Commentary

On Measurement Standards

by Josh Chasin , Op-Ed Contributor, December 16, 2008

At the Interactive Advertising Bureau's Audience Measurement Leadership Forum this past Monday, its Audience Measurement Reach Guidelines document was released for public comment. This document, over 18 months in the making and a joint initiative between the IAB and the Media Research Council, goes a long way in helping sort out the differences in methods different sources use to count and report on Internet audiences.

Perhaps most helpful, the document makes the point that the term "Unique" is itself misleading. Unique Visitors or Users (i.e. People), Unique Browsers, Unique Devices, and Unique Cookies are all very different things, and the user of audience measurement data must understand these differences in order to correctly interpret the data, notes the document.

One of the foundational principles upon which the guidelines are based is that "client-Initiated Counting is crucial... [and] that counting should occur on the client side, not the server side, and that counting should occur as close as possible to the final delivery of an ad to the client."

I think this finding, coming from the IAB, will have a huge impact on the dialogue taking place in the industry around audiences.

Publisher executives are accustomed to seeing regular reports from their Web analytics group that track KPIs, logically including one called "Uniques." When people-centric data provided by market research suppliers deviate from internal site-centric Unique counts, much hand wringing (and worse) ensues. The reality is that site-server data do not measure people, but instead count unique cookies, which, because of cookie deletion and multiple browser usage, can greatly overstate the true number of different people visiting. I am hopeful that the IAB document will be a great tool for educating all parties in the industry about the differences between site-centric (aka Web analytic data) and people-centric, audience measurement data.

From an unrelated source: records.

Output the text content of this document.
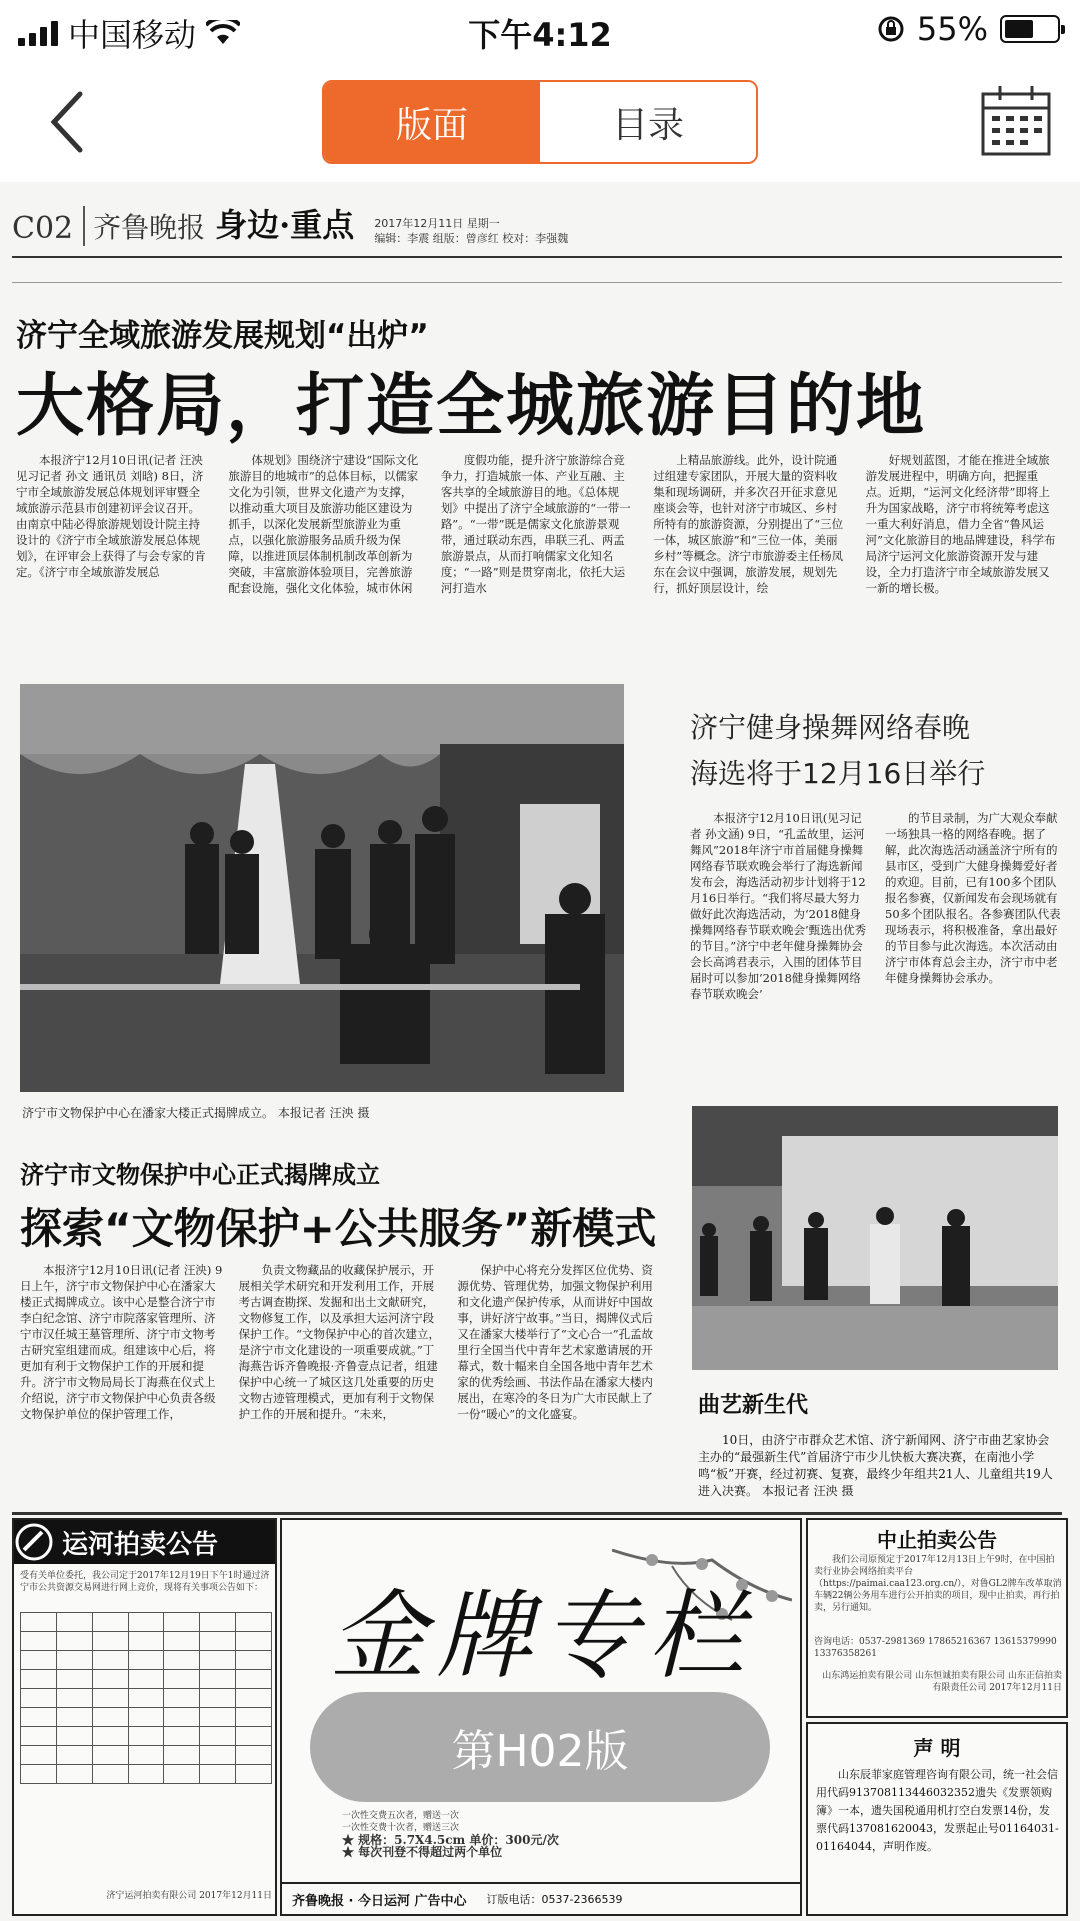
中国移动	下午4:12	55%
版面	目录
C02 齐鲁晚报 身边·重点 2017年12月11日 星期一
编辑：李震 组版：曾彦红 校对：李强魏
济宁全域旅游发展规划“出炉”
大格局，打造全城旅游目的地

本报济宁12月10日讯(记者 汪泱 见习记者 孙文 通讯员 刘晗) 8日，济宁市全域旅游发展总体规划评审暨全域旅游示范县市创建初评会议召开。由南京中陆必得旅游规划设计院主持设计的《济宁市全域旅游发展总体规划》，在评审会上获得了与会专家的肯定。《济宁市全域旅游发展总

体规划》围绕济宁建设“国际文化旅游目的地城市”的总体目标，以儒家文化为引领，世界文化遗产为支撑，以推动重大项目及旅游功能区建设为抓手，以深化发展新型旅游业为重点，以强化旅游服务品质升级为保障，以推进顶层体制机制改革创新为突破，丰富旅游体验项目，完善旅游配套设施，强化文化体验，城市休闲

度假功能，提升济宁旅游综合竞争力，打造城旅一体、产业互融、主客共享的全域旅游目的地。《总体规划》中提出了济宁全域旅游的“一带一路”。“一带”既是儒家文化旅游景观带，通过联动东西，串联三孔、两孟旅游景点，从而打响儒家文化知名度；“一路”则是贯穿南北，依托大运河打造水

上精品旅游线。此外，设计院通过组建专家团队，开展大量的资料收集和现场调研，并多次召开征求意见座谈会等，也针对济宁市城区、乡村所特有的旅游资源，分别提出了“三位一体，城区旅游”和“三位一体，美丽乡村”等概念。济宁市旅游委主任杨凤东在会议中强调，旅游发展，规划先行，抓好顶层设计，绘

好规划蓝图，才能在推进全域旅游发展进程中，明确方向，把握重点。近期，“运河文化经济带”即将上升为国家战略，济宁市将统筹考虑这一重大利好消息，借力全省“鲁风运河”文化旅游目的地品牌建设，科学布局济宁运河文化旅游资源开发与建设，全力打造济宁市全域旅游发展又一新的增长极。

济宁市文物保护中心在潘家大楼正式揭牌成立。 本报记者 汪泱 摄
济宁健身操舞网络春晚
海选将于12月16日举行

本报济宁12月10日讯(见习记者 孙文涵) 9日，“孔孟故里，运河舞风”2018年济宁市首届健身操舞网络春节联欢晚会举行了海选新闻发布会，海选活动初步计划将于12月16日举行。“我们将尽最大努力做好此次海选活动，为‘2018健身操舞网络春节联欢晚会’甄选出优秀的节目。”济宁中老年健身操舞协会会长高鸿君表示，入围的团体节目届时可以参加‘2018健身操舞网络春节联欢晚会’

的节目录制，为广大观众奉献一场独具一格的网络春晚。据了解，此次海选活动涵盖济宁所有的县市区，受到广大健身操舞爱好者的欢迎。目前，已有100多个团队报名参赛，仅新闻发布会现场就有50多个团队报名。各参赛团队代表现场表示，将积极准备，拿出最好的节目参与此次海选。本次活动由济宁市体育总会主办，济宁市中老年健身操舞协会承办。

济宁市文物保护中心正式揭牌成立
探索“文物保护+公共服务”新模式

本报济宁12月10日讯(记者 汪泱) 9日上午，济宁市文物保护中心在潘家大楼正式揭牌成立。该中心是整合济宁市李白纪念馆、济宁市院落家管理所、济宁市汉任城王墓管理所、济宁市文物考古研究室组建而成。组建该中心后，将更加有利于文物保护工作的开展和提升。济宁市文物局局长丁海燕在仪式上介绍说，济宁市文物保护中心负责各级文物保护单位的保护管理工作，

负责文物藏品的收藏保护展示，开展相关学术研究和开发利用工作，开展考古调查勘探、发掘和出土文献研究，文物修复工作，以及承担大运河济宁段保护工作。“文物保护中心的首次建立，是济宁市文化建设的一项重要成就。”丁海燕告诉齐鲁晚报·齐鲁壹点记者，组建保护中心统一了城区这几处重要的历史文物古迹管理模式，更加有利于文物保护工作的开展和提升。“未来，

保护中心将充分发挥区位优势、资源优势、管理优势，加强文物保护利用和文化遗产保护传承，从而讲好中国故事，讲好济宁故事。”当日，揭牌仪式后又在潘家大楼举行了“文心合一”孔孟故里行全国当代中青年艺术家邀请展的开幕式，数十幅来自全国各地中青年艺术家的优秀绘画、书法作品在潘家大楼内展出，在寒冷的冬日为广大市民献上了一份“暖心”的文化盛宴。	曲艺新生代
10日，由济宁市群众艺术馆、济宁新闻网、济宁市曲艺家协会主办的“最强新生代”首届济宁市少儿快板大赛决赛，在南池小学鸣“板”开赛，经过初赛、复赛，最终少年组共21人、儿童组共19人进入决赛。 本报记者 汪泱 摄
运河拍卖公告
受有关单位委托，我公司定于2017年12月19日下午1时通过济宁市公共资源交易网进行网上竞价，现将有关事项公告如下：

济宁运河拍卖有限公司 2017年12月11日
一次性交费五次者，赠送一次
一次性交费十次者，赠送三次
★ 规格：5.7X4.5cm 单价：300元/次
★ 每次刊登不得超过两个单位
齐鲁晚报 · 今日运河 广告中心 订版电话：0537-2366539
金牌专栏
中止拍卖公告
我们公司原预定于2017年12月13日上午9时，在中国拍卖行业协会网络拍卖平台（https://paimai.caa123.org.cn/），对鲁GL2牌车改革取消车辆22辆公务用车进行公开拍卖的项目，现中止拍卖，再行拍卖，另行通知。
咨询电话：0537-2981369 17865216367 13615379990 13376358261
山东鸿运拍卖有限公司 山东恒诚拍卖有限公司 山东正信拍卖有限责任公司 2017年12月11日
声 明
山东辰菲家庭管理咨询有限公司，统一社会信用代码913708113446032352遗失《发票领购簿》一本，遗失国税通用机打空白发票14份，发票代码137081620043，发票起止号01164031-01164044，声明作废。
第H02版
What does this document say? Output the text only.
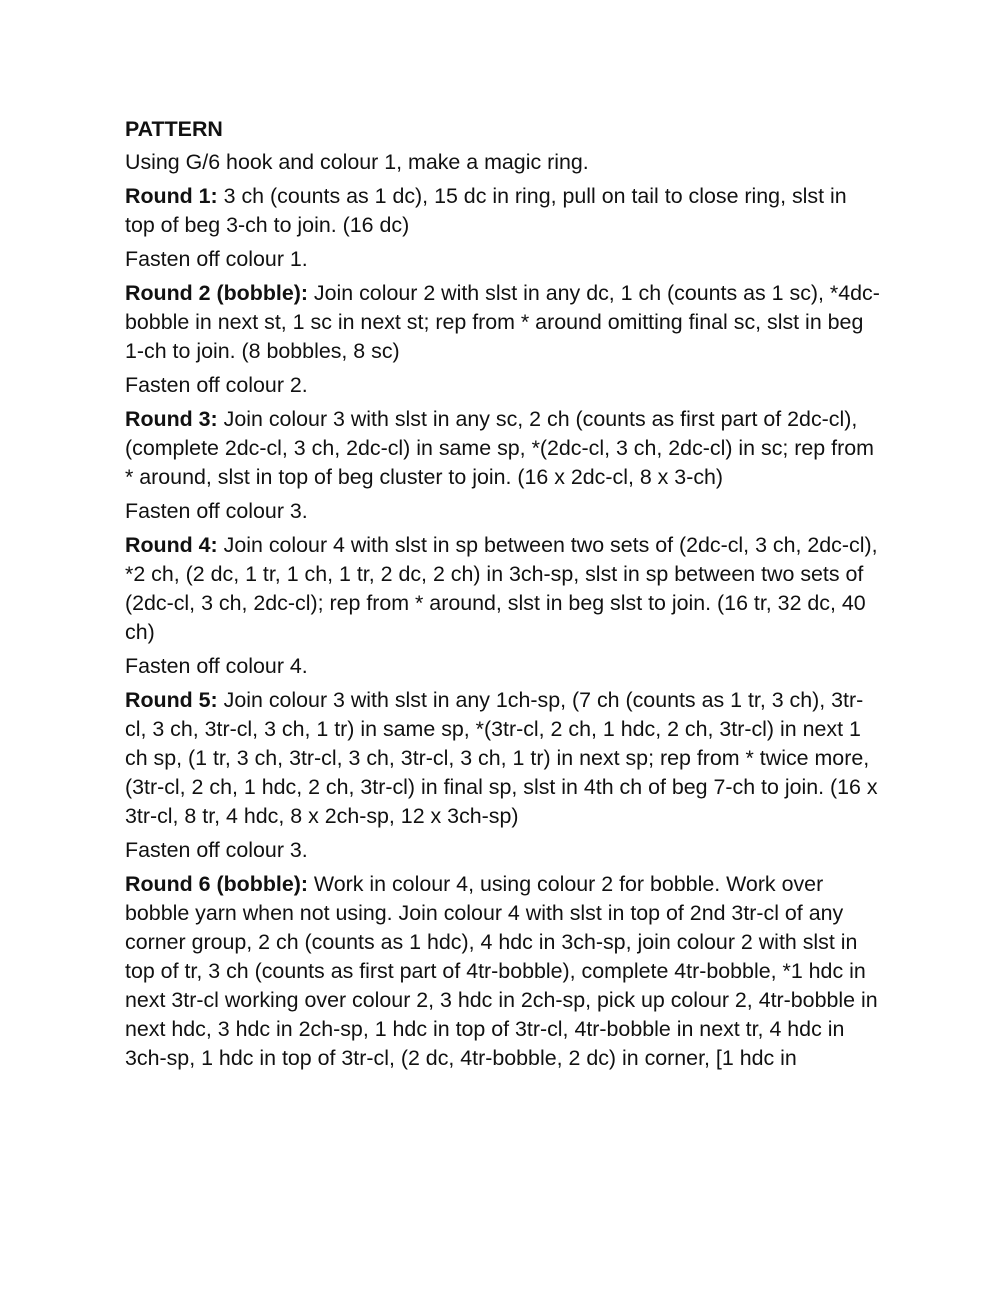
PATTERN
Using G/6 hook and colour 1, make a magic ring.
Round 1: 3 ch (counts as 1 dc), 15 dc in ring, pull on tail to close ring, slst in top of beg 3-ch to join. (16 dc)
Fasten off colour 1.
Round 2 (bobble): Join colour 2 with slst in any dc, 1 ch (counts as 1 sc), *4dc-bobble in next st, 1 sc in next st; rep from * around omitting final sc, slst in beg 1-ch to join. (8 bobbles, 8 sc)
Fasten off colour 2.
Round 3: Join colour 3 with slst in any sc, 2 ch (counts as first part of 2dc-cl), (complete 2dc-cl, 3 ch, 2dc-cl) in same sp, *(2dc-cl, 3 ch, 2dc-cl) in sc; rep from * around, slst in top of beg cluster to join. (16 x 2dc-cl, 8 x 3-ch)
Fasten off colour 3.
Round 4: Join colour 4 with slst in sp between two sets of (2dc-cl, 3 ch, 2dc-cl), *2 ch, (2 dc, 1 tr, 1 ch, 1 tr, 2 dc, 2 ch) in 3ch-sp, slst in sp between two sets of (2dc-cl, 3 ch, 2dc-cl); rep from * around, slst in beg slst to join. (16 tr, 32 dc, 40 ch)
Fasten off colour 4.
Round 5: Join colour 3 with slst in any 1ch-sp, (7 ch (counts as 1 tr, 3 ch), 3tr-cl, 3 ch, 3tr-cl, 3 ch, 1 tr) in same sp, *(3tr-cl, 2 ch, 1 hdc, 2 ch, 3tr-cl) in next 1 ch sp, (1 tr, 3 ch, 3tr-cl, 3 ch, 3tr-cl, 3 ch, 1 tr) in next sp; rep from * twice more, (3tr-cl, 2 ch, 1 hdc, 2 ch, 3tr-cl) in final sp, slst in 4th ch of beg 7-ch to join. (16 x 3tr-cl, 8 tr, 4 hdc, 8 x 2ch-sp, 12 x 3ch-sp)
Fasten off colour 3.
Round 6 (bobble): Work in colour 4, using colour 2 for bobble. Work over bobble yarn when not using. Join colour 4 with slst in top of 2nd 3tr-cl of any corner group, 2 ch (counts as 1 hdc), 4 hdc in 3ch-sp, join colour 2 with slst in top of tr, 3 ch (counts as first part of 4tr-bobble), complete 4tr-bobble, *1 hdc in next 3tr-cl working over colour 2, 3 hdc in 2ch-sp, pick up colour 2, 4tr-bobble in next hdc, 3 hdc in 2ch-sp, 1 hdc in top of 3tr-cl, 4tr-bobble in next tr, 4 hdc in 3ch-sp, 1 hdc in top of 3tr-cl, (2 dc, 4tr-bobble, 2 dc) in corner, [1 hdc in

The document also explains appropriate filtrations that should be applied to site-centric counts in order to reasonably compare them to people-centric counts. One such filtration is to exclude international traffic. On more than one occasion, I've worked with a publisher who was convinced that comScore Media Metrix data were undercounting their audience because they compared our U.S. Media Metrix data to their internal Unique counts. After some investigation, we discovered that the internal data was not filtered to exclude international traffic, and that indeed the worldwide Media Metrix data lined up very well against the (worldwide) internal data.

At the IAB Leadership Forum, we broke into discussion groups to talk about the document. In my section, a gentleman who runs the internal analytics group at a leading publisher (who shall remain unnamed, but I get the newspaper they publish delivered at home each day), noted that internal data cannot be used to track duration. There is a "first page" issue and a "last page" issue. The first page issue pertains to one-page visits. Without a second event (like a second server call), site-centric data cannot assign duration to a single-page visit. And, comScore data show that there are an awful lot of single page visits. The last page issue is similar. On a multi-page visit, site-centric data can track duration, except for that accruing to the last page. There is generally no way to determine the end of the visit based on any observable trigger activity.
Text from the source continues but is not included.